Да нет, он этого не сделает. Он навязчивый, но не больной. И в этот момент ей стало ясно, что этот человек как раз такой. Больной. Именно его невменяемое поведение заставило ее расстаться с ним. Именно оно было ей неприятно и вызвало в ней постепенно растущую, инстинктивную антипатию, которую она все это время никак не могла себе объяснить. Он был таким милым. Он был внимательным. В нем не к чему было придраться. Это было безрассудством – не желать его.

Нет, не желать его – было инстинктом выжить.

«Хорошо, – сказала она себе и попыталась сделать глубокий вдох, как ей советовал ее лечащий врач в первое ужасное время после смерти Жака. – Хорошо, может быть, это он там, снаружи. Но во всяком случае он не может войти сюда. Я могу сейчас спокойно лечь в постель и спать. А если завтра выяснится, что он был здесь, я натравлю на него полицию. Я добьюсь судебного распоряжения о том, чтобы он не имел права появляться на моем земельном участке. Я уеду в Париж. А если я надумаю провести здесь Рождество, то к тому времени все может измениться».

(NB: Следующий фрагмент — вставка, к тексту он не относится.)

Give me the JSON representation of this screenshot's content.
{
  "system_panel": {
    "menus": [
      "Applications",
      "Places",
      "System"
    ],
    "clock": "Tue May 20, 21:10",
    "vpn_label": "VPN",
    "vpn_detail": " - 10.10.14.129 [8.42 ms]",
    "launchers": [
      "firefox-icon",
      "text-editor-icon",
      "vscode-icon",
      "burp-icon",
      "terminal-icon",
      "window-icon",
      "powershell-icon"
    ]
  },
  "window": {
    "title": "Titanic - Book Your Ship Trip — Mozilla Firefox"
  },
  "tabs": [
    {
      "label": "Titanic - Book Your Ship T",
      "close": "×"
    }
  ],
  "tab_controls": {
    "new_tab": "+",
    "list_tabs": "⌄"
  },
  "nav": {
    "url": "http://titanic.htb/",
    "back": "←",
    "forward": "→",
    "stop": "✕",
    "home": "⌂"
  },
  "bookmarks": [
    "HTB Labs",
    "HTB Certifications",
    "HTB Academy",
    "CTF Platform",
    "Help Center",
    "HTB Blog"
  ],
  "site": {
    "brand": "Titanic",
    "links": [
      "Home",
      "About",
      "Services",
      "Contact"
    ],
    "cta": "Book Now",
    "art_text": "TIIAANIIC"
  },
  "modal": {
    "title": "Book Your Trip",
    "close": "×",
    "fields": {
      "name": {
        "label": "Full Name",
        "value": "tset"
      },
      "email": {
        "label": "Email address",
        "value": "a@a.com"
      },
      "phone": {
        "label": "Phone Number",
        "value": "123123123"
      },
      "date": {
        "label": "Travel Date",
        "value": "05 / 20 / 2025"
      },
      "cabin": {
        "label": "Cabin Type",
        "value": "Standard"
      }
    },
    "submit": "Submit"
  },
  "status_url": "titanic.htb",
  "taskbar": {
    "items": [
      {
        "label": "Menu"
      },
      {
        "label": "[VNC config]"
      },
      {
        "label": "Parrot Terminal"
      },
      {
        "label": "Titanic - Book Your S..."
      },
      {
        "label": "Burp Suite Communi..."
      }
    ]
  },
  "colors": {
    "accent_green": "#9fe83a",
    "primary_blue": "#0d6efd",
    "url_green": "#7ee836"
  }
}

И она решительно вернулась в свою комнату. Но и после того, как легла в постель, ее нервозность, от которой ее трясло, так и не прошла. Волоски на ее коже все еще топорщились, а кроме того, теперь ее знобило, хотя в комнате наверняка было градусов двадцать тепла. Женщина натянула одеяло до подбородка, но ее бросило в такой жар, что стало тяжело дышать. Она была на грани приступа паники, приближение которого у нее обычно сопровождалось быстрой сменой состояния жара и озноба. В тот период, когда умер Жак, да и позже, у нее часто бывали такие приступы. Но в последний год они не возникали. И вот впервые за этот год она вновь почувствовала знакомые симптомы…

Она продолжила дыхательные упражнения, которые начала еще там, в коридоре. Внешне она теперь казалась более спокойной, но внутри у нее пылала красная сигнальная лампочка, от которой перепуганная женщина застыла в крайнем напряжении. Ее не покидало чувство, что она вовсе не стала жертвой истерии, что ее подсознание реагирует на близкую опасность и бесперебойно сигнализирует ей быть настороже. В то же время ее разум отказывался допускать подобные мысли. Жак всегда говорил ей, что это чушь – верить в такие вещи, как предчувствия, внутренний голос и тому подобное.